Mas a escolha das cidades de Mato Grosso do Sul não foi aleatória. Campo Grande, Corumbá e Ladário são conhecidas por sua proximidade com regiões de fronteira e pela presença histórica de bases militares importantes. Para muitos, é o lugar ideal para começar essa experiência. Se bem-sucedida, a iniciativa pode simbolizar o primeiro capítulo de uma transformação nas Forças Armadas, um espaço onde a tradição e a modernização muitas vezes andam lado a lado — nem sempre de forma tranquila.
Uma nova cara para o serviço militar – Enquanto isso, o Ministério da Defesa se esforça para garantir que o processo seja transparente e acessível. “Queremos que as mulheres se sintam à vontade para fazer parte desse momento histórico”, diz um oficial que pediu anonimato.

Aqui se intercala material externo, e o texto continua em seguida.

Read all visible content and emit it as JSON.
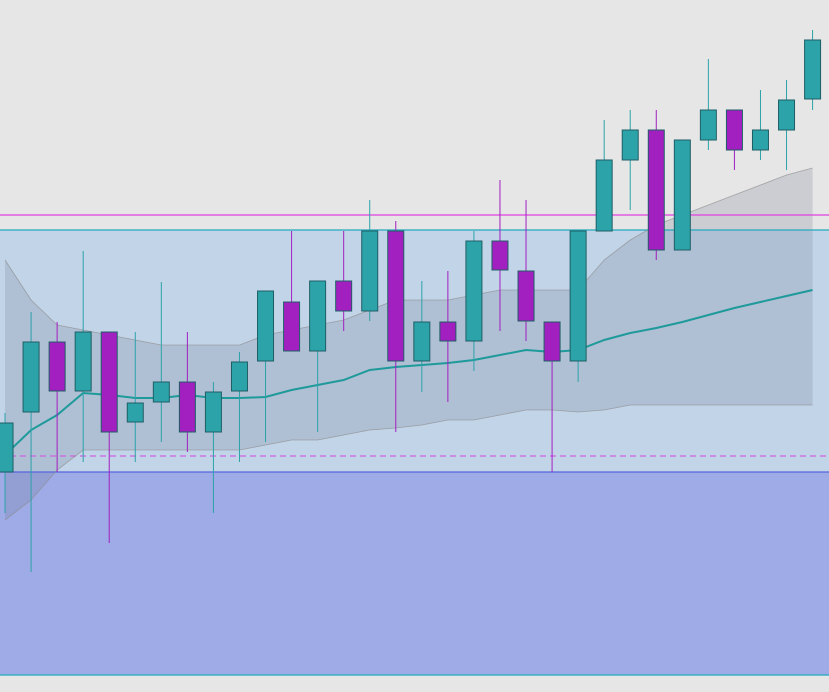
{
  "chart_data": {
    "type": "candlestick",
    "categories": [
      null,
      null,
      null,
      null,
      null,
      null,
      null,
      null,
      null,
      null,
      null,
      null,
      null,
      null,
      null,
      null,
      null,
      null,
      null,
      null,
      null,
      null,
      null,
      null,
      null,
      null,
      null,
      null,
      null,
      null,
      null,
      null
    ],
    "open": [
      220,
      280,
      350,
      301,
      360,
      270,
      290,
      310,
      260,
      301,
      331,
      390,
      341,
      411,
      381,
      461,
      331,
      370,
      351,
      451,
      421,
      370,
      331,
      461,
      532,
      562,
      442,
      552,
      582,
      542,
      562,
      593
    ],
    "close": [
      269,
      350,
      301,
      360,
      260,
      289,
      310,
      260,
      300,
      330,
      401,
      341,
      411,
      381,
      461,
      331,
      370,
      351,
      451,
      422,
      371,
      331,
      461,
      532,
      562,
      442,
      552,
      582,
      542,
      562,
      592,
      652
    ],
    "high": [
      279,
      380,
      370,
      441,
      360,
      360,
      410,
      360,
      310,
      340,
      401,
      461,
      411,
      461,
      492,
      471,
      411,
      421,
      461,
      512,
      492,
      370,
      461,
      572,
      582,
      582,
      552,
      633,
      582,
      602,
      612,
      662
    ],
    "low": [
      179,
      120,
      220,
      230,
      149,
      230,
      250,
      240,
      179,
      230,
      250,
      341,
      260,
      361,
      371,
      260,
      300,
      290,
      321,
      361,
      351,
      220,
      310,
      461,
      482,
      432,
      442,
      542,
      522,
      532,
      522,
      582
    ],
    "up_color": "#2ba3a8",
    "down_color": "#a21fc0",
    "series": [
      {
        "color": "#1e9a9a",
        "values": [
          237,
          262,
          277,
          299,
          297,
          294,
          294,
          297,
          294,
          294,
          295,
          302,
          307,
          312,
          322,
          325,
          327,
          329,
          332,
          337,
          342,
          340,
          342,
          352,
          359,
          364,
          370,
          377,
          384,
          390,
          396,
          402
        ]
      },
      {
        "color": "#8c8c8c",
        "values": [
          432,
          392,
          367,
          362,
          357,
          352,
          347,
          347,
          347,
          347,
          357,
          362,
          367,
          372,
          382,
          392,
          392,
          392,
          397,
          402,
          402,
          402,
          402,
          432,
          452,
          467,
          477,
          487,
          497,
          507,
          517,
          524
        ]
      },
      {
        "color": "#8c8c8c",
        "values": [
          172,
          192,
          222,
          242,
          242,
          242,
          242,
          242,
          242,
          242,
          247,
          252,
          252,
          257,
          262,
          264,
          267,
          272,
          272,
          277,
          282,
          282,
          280,
          282,
          287,
          287,
          287,
          287,
          287,
          287,
          287,
          287
        ]
      }
    ],
    "zones": [
      {
        "from": 220,
        "to": 462,
        "color": "rgba(150,190,235,0.45)"
      },
      {
        "from": 17,
        "to": 220,
        "color": "rgba(120,140,230,0.65)"
      }
    ],
    "levels": [
      {
        "value": 462,
        "color": "#22aabb"
      },
      {
        "value": 477,
        "color": "#e040e0"
      },
      {
        "value": 236,
        "color": "#d060e0",
        "dashed": true
      },
      {
        "value": 220,
        "color": "#5566dd"
      },
      {
        "value": 17,
        "color": "#22aabb"
      }
    ],
    "ylim": [
      0,
      692
    ]
  }
}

Para ele, o serviço militar feminino voluntário é um passo significativo, que pode não apenas atrair mais mulheres, mas também tornar as Forças Armadas mais representativas da sociedade que defendem.

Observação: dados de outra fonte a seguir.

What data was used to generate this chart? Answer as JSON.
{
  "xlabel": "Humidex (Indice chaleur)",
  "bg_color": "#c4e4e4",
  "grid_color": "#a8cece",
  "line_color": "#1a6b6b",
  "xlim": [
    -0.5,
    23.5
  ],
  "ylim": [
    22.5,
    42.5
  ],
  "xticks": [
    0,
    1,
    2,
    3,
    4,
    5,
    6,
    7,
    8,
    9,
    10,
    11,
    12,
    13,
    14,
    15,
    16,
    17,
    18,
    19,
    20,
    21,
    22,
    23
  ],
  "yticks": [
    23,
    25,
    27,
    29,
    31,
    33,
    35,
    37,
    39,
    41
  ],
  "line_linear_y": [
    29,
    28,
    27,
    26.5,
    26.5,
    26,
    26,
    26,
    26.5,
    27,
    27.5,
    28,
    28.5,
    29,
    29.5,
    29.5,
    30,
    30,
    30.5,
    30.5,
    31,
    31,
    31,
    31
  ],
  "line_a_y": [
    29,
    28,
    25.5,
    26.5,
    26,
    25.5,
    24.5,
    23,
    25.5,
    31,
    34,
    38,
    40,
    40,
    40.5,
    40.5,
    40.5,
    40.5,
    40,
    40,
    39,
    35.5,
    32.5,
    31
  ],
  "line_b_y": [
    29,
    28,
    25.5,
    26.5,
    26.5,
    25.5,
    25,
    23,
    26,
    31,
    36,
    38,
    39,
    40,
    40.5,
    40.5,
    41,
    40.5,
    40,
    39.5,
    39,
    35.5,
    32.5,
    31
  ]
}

Para aquelas que decidirem seguir esse caminho, os próximos meses serão decisivos. Elas farão história não apenas por se alistarem, mas por desafiarem um sistema que, até pouco tempo atrás, nem sequer as via como parte do “exército” que é de todos.

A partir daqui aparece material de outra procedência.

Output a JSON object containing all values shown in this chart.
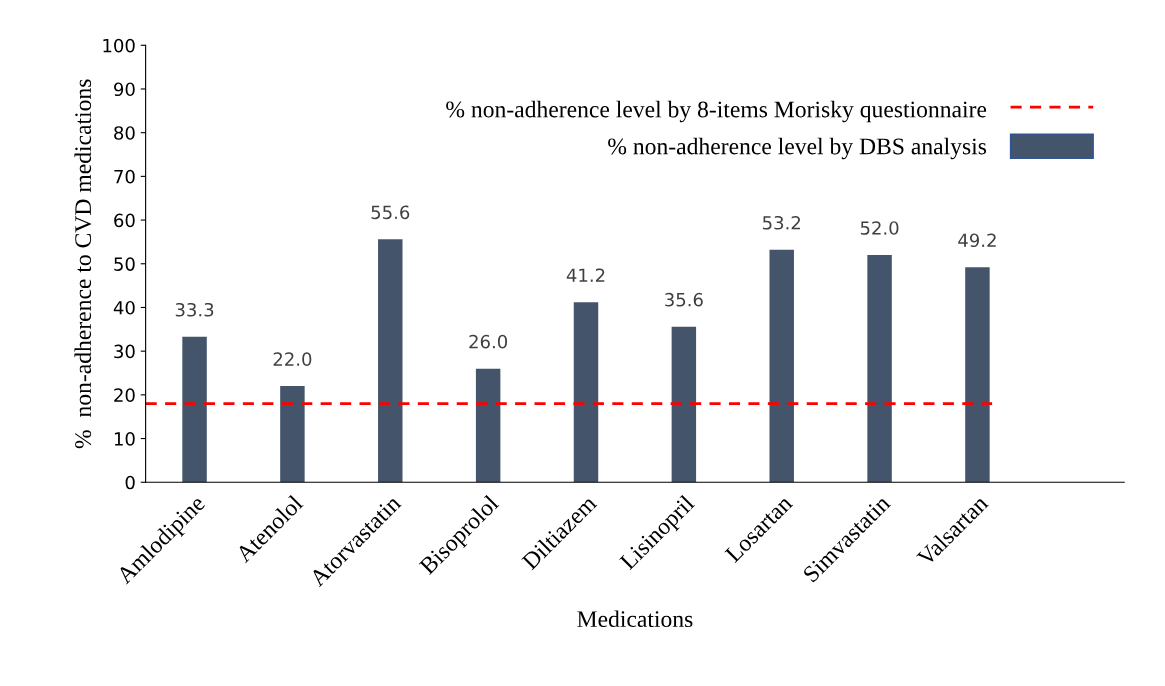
{
  "chart_data": {
    "type": "bar",
    "xlabel": "Medications",
    "ylabel": "%  non-adherence to CVD medications",
    "categories": [
      "Amlodipine",
      "Atenolol",
      "Atorvastatin",
      "Bisoprolol",
      "Diltiazem",
      "Lisinopril",
      "Losartan",
      "Simvastatin",
      "Valsartan"
    ],
    "series": [
      {
        "name": "% non-adherence level by DBS analysis",
        "color": "#44546a",
        "values": [
          33.3,
          22.0,
          55.6,
          26.0,
          41.2,
          35.6,
          53.2,
          52.0,
          49.2
        ]
      }
    ],
    "value_labels": [
      "33.3",
      "22.0",
      "55.6",
      "26.0",
      "41.2",
      "35.6",
      "53.2",
      "52.0",
      "49.2"
    ],
    "ref_lines": [
      {
        "axis": "y",
        "value": 18,
        "label": "% non-adherence level by 8-items Morisky questionnaire",
        "color": "#ff0000",
        "line_style": "dashed"
      }
    ],
    "ylim": [
      0,
      100
    ],
    "yticks": [
      0,
      10,
      20,
      30,
      40,
      50,
      60,
      70,
      80,
      90,
      100
    ],
    "grid": false,
    "legend": "top right"
  }
}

E se o futuro permitir, talvez um dia o serviço militar feminino não precise ser voluntário nem limitado a cidades específicas. Talvez ele seja apenas mais uma escolha na vida adulta, uma possibilidade a mais entre tantas outras, numa pátria que aos poucos vai aprendendo a redefinir quem são seus “soldados”.
Com informações da Crítica.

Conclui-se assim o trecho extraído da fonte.